İşsizlikte beklenmeyen düşüş
İşsizlik oranı ağustos ayında yüzde 10.6 olarak gerçekleşti ve 2011 yılından bu yana ilk kez bir ağustosta temmuza göre gerileme yaşanmış oldu.
İşsizlik oranı yaz aylarına girilmesiyle birlikte yönünü yukarı çevirir ve bu eğilim bir sonraki yılın ocak ayında zirvenin görülmesiyle sona erer, ardından mayıs-haziran aylarına kadar sürecek gerileme dönemi başlardı.
Dolayısıyla bu yıl genel eğilimin tersine bir gelişme ortaya çıktı. Zaten işsizlik oranının 2008 yılından bu yana olan aylık gerçekleşmesine ilişkin yazımız ekindeki tabloda da bu eğilimin çok belirgin olduğu gözleniyor. 2008-2017 döneminde yalnızca iki yıl ağustos ayındaki işsizlik temmuzun altında kaldı. Bu durum ilk olarak 2011 yılında yaşandı, ikinci kez de bu yıl...
Aslında işsizlik oranının bir önceki aya göre kıyaslanmasının (mevsim etkilerinden arındırılmadığı takdirde) doğru olmadığı herkes tarafından bilinen bir gerçek. İlk bakışta bu gerçeğe ters bir değerlendirme yaptığımız düşünülebilir. Ne var ki, biz temmuzdan ağustosa geçişi, diğer yılların yine temmuzdan ağustosa geçişiyle kıyaslayarak bir gerileme yaşandığını vurgulamaya çalışıyoruz.

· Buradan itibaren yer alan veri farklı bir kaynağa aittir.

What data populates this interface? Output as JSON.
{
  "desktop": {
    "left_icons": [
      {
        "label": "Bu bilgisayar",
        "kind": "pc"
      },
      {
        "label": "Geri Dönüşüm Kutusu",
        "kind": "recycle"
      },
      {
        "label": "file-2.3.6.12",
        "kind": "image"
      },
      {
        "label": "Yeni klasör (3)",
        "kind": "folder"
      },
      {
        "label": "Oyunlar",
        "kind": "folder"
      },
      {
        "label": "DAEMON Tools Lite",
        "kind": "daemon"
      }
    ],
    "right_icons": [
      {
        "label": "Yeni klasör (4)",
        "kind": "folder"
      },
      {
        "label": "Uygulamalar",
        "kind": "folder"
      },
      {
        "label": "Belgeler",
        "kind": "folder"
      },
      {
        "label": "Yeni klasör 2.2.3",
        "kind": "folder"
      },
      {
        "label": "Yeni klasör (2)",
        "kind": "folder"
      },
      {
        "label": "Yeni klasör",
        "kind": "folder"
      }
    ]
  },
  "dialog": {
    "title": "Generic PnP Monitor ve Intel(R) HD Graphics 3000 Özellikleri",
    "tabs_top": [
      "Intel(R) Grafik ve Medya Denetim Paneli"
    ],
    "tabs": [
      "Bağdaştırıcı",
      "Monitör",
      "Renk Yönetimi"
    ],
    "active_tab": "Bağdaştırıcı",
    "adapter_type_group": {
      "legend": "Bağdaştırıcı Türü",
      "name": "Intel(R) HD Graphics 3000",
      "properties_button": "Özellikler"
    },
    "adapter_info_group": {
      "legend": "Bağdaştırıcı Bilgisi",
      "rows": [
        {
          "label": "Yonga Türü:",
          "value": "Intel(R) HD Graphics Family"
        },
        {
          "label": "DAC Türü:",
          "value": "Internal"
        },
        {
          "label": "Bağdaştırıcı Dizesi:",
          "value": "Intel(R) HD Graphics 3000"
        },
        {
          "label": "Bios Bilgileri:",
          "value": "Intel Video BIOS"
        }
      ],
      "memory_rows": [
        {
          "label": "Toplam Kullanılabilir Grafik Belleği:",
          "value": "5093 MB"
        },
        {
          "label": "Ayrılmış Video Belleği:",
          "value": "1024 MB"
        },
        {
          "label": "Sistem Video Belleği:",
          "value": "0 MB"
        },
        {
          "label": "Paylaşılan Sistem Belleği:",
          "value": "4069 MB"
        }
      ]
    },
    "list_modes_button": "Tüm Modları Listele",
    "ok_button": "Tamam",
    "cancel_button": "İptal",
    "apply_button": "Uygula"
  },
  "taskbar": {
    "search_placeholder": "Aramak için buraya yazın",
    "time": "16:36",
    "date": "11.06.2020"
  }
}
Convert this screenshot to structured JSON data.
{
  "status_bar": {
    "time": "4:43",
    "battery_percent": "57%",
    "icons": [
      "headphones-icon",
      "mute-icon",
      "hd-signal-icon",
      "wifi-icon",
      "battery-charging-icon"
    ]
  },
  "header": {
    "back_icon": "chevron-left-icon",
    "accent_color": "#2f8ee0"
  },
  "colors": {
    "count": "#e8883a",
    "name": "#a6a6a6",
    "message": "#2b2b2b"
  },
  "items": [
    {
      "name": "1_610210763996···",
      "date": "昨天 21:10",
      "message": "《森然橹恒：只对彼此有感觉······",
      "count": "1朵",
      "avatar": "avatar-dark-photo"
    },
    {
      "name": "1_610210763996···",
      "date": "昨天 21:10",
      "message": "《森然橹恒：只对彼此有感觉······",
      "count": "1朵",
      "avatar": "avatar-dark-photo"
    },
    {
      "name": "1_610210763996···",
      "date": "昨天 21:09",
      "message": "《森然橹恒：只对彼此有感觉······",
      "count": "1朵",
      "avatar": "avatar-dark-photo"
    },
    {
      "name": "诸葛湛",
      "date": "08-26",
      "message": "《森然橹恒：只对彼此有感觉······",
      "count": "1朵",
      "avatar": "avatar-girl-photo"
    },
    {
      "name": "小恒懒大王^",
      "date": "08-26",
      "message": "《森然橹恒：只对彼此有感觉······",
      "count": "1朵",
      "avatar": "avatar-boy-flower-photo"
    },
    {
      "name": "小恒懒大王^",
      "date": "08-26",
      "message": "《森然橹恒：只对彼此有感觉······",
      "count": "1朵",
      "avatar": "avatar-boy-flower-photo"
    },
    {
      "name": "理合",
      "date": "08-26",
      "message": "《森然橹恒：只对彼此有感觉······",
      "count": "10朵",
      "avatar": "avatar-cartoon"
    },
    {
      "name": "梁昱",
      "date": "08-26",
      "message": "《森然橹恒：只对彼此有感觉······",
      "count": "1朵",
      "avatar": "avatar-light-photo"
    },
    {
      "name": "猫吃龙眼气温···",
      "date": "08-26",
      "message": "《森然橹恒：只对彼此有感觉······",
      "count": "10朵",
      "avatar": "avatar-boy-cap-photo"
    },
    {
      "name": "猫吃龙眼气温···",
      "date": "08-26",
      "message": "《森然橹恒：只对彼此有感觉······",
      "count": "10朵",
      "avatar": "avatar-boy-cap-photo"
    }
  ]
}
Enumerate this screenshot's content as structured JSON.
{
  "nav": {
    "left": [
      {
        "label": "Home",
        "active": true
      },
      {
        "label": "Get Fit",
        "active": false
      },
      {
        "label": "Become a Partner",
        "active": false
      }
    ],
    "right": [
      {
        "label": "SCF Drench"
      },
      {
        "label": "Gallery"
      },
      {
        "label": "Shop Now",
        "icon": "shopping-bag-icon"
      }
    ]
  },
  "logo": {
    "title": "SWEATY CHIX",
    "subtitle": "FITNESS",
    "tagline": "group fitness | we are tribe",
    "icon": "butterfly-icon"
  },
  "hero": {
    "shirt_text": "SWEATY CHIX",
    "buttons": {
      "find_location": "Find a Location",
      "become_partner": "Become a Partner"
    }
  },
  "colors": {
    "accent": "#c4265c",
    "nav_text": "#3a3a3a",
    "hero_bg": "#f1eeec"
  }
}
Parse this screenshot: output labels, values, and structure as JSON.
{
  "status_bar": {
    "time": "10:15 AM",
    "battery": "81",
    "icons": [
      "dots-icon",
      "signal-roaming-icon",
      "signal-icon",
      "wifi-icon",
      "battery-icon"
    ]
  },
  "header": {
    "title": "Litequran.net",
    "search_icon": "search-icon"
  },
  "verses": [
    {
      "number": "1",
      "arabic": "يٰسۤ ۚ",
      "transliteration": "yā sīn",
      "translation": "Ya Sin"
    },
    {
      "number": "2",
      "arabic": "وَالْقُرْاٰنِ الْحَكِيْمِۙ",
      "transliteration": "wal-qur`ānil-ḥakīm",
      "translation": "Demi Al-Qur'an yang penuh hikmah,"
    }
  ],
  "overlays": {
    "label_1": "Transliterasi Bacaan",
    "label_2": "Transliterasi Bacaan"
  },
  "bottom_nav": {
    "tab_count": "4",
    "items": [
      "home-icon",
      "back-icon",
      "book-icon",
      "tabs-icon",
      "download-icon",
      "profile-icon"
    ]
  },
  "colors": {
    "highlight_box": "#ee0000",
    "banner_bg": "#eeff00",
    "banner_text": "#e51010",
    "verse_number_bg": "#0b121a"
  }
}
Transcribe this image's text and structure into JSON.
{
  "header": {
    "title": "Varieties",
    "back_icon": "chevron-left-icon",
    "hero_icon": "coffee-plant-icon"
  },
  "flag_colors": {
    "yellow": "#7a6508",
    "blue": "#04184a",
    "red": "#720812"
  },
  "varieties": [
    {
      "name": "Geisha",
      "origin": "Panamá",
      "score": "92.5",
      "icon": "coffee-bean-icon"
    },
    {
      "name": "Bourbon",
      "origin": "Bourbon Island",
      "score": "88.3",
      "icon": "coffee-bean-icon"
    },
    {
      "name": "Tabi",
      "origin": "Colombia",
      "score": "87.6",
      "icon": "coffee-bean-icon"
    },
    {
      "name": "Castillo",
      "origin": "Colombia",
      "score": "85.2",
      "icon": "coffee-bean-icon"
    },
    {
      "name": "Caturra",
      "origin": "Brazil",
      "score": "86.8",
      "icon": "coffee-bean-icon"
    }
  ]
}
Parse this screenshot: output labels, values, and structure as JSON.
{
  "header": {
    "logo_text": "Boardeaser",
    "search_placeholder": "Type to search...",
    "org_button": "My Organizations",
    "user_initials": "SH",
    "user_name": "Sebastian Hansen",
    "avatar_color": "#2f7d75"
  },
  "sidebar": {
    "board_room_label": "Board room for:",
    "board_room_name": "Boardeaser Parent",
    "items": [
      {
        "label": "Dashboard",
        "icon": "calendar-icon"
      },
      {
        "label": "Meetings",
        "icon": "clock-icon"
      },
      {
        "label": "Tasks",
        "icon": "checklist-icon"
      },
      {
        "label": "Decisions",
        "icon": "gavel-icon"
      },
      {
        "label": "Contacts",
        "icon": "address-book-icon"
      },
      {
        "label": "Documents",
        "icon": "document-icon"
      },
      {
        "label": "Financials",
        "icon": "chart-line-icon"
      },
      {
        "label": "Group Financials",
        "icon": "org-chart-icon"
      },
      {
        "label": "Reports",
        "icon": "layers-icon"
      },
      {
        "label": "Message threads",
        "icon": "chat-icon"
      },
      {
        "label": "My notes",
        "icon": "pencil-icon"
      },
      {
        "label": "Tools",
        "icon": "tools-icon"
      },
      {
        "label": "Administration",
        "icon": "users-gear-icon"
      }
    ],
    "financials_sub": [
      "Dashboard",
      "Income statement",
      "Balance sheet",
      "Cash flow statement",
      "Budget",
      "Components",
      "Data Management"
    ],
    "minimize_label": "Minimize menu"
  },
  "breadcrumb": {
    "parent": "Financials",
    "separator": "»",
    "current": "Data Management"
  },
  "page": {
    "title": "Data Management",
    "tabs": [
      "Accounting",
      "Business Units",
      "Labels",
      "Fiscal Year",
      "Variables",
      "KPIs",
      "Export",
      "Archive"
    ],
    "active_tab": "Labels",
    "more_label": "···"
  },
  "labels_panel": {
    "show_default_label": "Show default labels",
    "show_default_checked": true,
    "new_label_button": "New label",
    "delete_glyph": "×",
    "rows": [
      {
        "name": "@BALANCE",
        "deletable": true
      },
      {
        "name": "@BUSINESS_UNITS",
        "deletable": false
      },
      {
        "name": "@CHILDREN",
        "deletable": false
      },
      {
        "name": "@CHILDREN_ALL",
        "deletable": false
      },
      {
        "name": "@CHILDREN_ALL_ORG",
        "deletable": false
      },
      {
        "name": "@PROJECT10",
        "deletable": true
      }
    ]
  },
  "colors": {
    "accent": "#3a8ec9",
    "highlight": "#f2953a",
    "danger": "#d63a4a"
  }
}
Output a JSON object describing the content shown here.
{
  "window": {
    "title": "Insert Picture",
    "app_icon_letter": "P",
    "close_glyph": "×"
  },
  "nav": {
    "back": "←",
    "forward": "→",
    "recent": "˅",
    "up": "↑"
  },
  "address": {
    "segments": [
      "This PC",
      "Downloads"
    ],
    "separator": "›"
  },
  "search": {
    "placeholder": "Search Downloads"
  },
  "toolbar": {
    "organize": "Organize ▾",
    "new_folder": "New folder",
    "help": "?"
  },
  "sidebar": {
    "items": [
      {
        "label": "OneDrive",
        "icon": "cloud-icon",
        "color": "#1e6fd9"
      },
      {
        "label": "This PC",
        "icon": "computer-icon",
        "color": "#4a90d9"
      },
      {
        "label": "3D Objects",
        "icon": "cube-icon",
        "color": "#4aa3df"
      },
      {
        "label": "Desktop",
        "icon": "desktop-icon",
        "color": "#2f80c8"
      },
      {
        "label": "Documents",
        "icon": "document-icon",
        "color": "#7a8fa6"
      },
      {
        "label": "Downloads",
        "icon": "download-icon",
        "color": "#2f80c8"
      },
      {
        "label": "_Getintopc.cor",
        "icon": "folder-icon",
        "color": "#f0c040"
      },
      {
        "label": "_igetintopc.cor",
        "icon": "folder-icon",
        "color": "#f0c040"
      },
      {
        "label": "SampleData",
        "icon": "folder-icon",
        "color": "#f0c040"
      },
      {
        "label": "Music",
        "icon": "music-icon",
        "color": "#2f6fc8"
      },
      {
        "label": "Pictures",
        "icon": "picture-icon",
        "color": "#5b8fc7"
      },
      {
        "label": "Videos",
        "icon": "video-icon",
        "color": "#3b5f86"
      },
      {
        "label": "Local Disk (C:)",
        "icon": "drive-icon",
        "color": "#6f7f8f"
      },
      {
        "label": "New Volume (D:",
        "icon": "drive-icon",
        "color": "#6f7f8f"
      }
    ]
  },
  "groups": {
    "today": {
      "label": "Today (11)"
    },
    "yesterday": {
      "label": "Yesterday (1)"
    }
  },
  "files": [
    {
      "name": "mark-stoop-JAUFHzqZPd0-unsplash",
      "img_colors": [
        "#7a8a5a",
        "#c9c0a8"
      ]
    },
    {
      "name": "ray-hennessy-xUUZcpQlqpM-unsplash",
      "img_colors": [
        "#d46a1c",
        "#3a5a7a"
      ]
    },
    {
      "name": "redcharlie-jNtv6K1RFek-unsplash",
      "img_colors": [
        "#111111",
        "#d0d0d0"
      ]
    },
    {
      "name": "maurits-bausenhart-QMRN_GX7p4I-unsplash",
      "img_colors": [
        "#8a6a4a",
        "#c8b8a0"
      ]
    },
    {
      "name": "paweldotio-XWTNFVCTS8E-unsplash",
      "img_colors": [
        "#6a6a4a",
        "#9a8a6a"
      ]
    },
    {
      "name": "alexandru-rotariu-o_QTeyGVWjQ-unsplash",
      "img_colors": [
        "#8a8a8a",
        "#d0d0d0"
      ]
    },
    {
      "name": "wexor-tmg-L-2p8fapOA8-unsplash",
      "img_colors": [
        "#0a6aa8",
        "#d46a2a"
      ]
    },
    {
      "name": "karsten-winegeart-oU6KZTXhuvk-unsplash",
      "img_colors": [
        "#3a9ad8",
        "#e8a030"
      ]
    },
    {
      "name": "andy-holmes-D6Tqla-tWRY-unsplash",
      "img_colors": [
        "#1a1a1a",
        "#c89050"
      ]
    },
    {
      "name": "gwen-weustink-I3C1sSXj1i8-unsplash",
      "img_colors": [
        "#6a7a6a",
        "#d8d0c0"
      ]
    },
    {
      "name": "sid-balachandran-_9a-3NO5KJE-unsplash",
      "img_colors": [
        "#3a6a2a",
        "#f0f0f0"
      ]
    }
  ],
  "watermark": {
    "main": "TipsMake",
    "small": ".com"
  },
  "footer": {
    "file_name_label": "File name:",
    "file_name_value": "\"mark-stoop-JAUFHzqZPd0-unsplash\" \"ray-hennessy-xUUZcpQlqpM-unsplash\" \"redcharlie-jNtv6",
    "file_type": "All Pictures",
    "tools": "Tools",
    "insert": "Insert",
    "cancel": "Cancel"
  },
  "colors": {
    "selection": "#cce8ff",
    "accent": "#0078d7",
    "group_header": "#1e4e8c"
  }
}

Geçen yıla göre de gerileme var
Gerçi geçen yılın ağustos ayındaki yüzde 11.3'lük işsizlik oranına göre de bir gerileme var. Hem zaten bu yılın ilk beş ayında geçen yılın üstünde seyreden işsizlik oranı, haziranla birlikte geçen yılki düzeyde kalmaya başlamıştı. İşsizlik geçen yıl ve bu yıl haziran aylarında yüzde 10.2, temmuz aylarında ise yüzde 10.7 düzeyinde gerçekleşmişti.
Ağustosa geldik; bu yılki işsizlik 0.1 puan da olsa geriledi, oysa geçen yıl temmuzdan ağustosa geçişte 0.6 puanlık bir artış vardı.
İşsizlik geriledi ama...
Herhangi bir göstergeyi kıyasladığımız dönemin özelliklerine iyi bakmak, o dönemi iyi değerlendirmek durumundayız.
Türkiye geçen yıl temmuzda büyük bir badire atlattı, hepimiz biliyoruz. Bunun ekonomiye yansıması da çok belirgin oldu. Üstelik ekonomik yansımalar suya atılan taş gibi halka halka yayıldı, giderek büyüdü.
Ekonomideki etkilerin başında sanayi üretiminin azalması ve bağlı olarak istihdamın düşmesi geliyordu. Zaten bu etkiyle birlikte geçen yıl ağustostan itibaren işsizlik oranı tırmanmaya başladı ve bu yılın ocak ayında yüzde 13 ile son yılların en yüksek düzeyi görüldü.
Bir yandan, istihdamı teşvik eden seferberliğin etkisi, diğer yandan geçen yılki durumun çok olumsuz olması, bu yılki işsizliğin küçük görünmesi sonucunu doğurdu.
Kaldı ki yılın üçüncü çeyreğinde geçen yıla kıyasla yüzde 13.7'yi bulan sanayi üretimi artışının istihdama bir katkısı da zaten olmalıydı. Ağustos ayı işsizlik verisinde eylül ayının da üçte bir oranında etkisi bulunduğunu, dolayısıyla sanayideki üçüncü çeyrekle olan kıyaslamanın yanlış olmadığını özellikle belirtelim. Çünkü istihdama ilişkin ağustos verisi, temmuz-ağustos-eylül ortalamasını gösteriyor.
İşsizlik oranında gerileme olmasını memnuniyetle karşılayalım. Ancak bu yıl ağustostaki yüzde 10.6'nın hem bir önceki aya göre az da olsa azalmış, hem geçen yılın yüzde 11.3'ünün epeyce altında kalmış olmakla birlikte hala ağustos ayları için genel anlamda yüksek bir oran olduğunu da gözden uzak tutmayalım.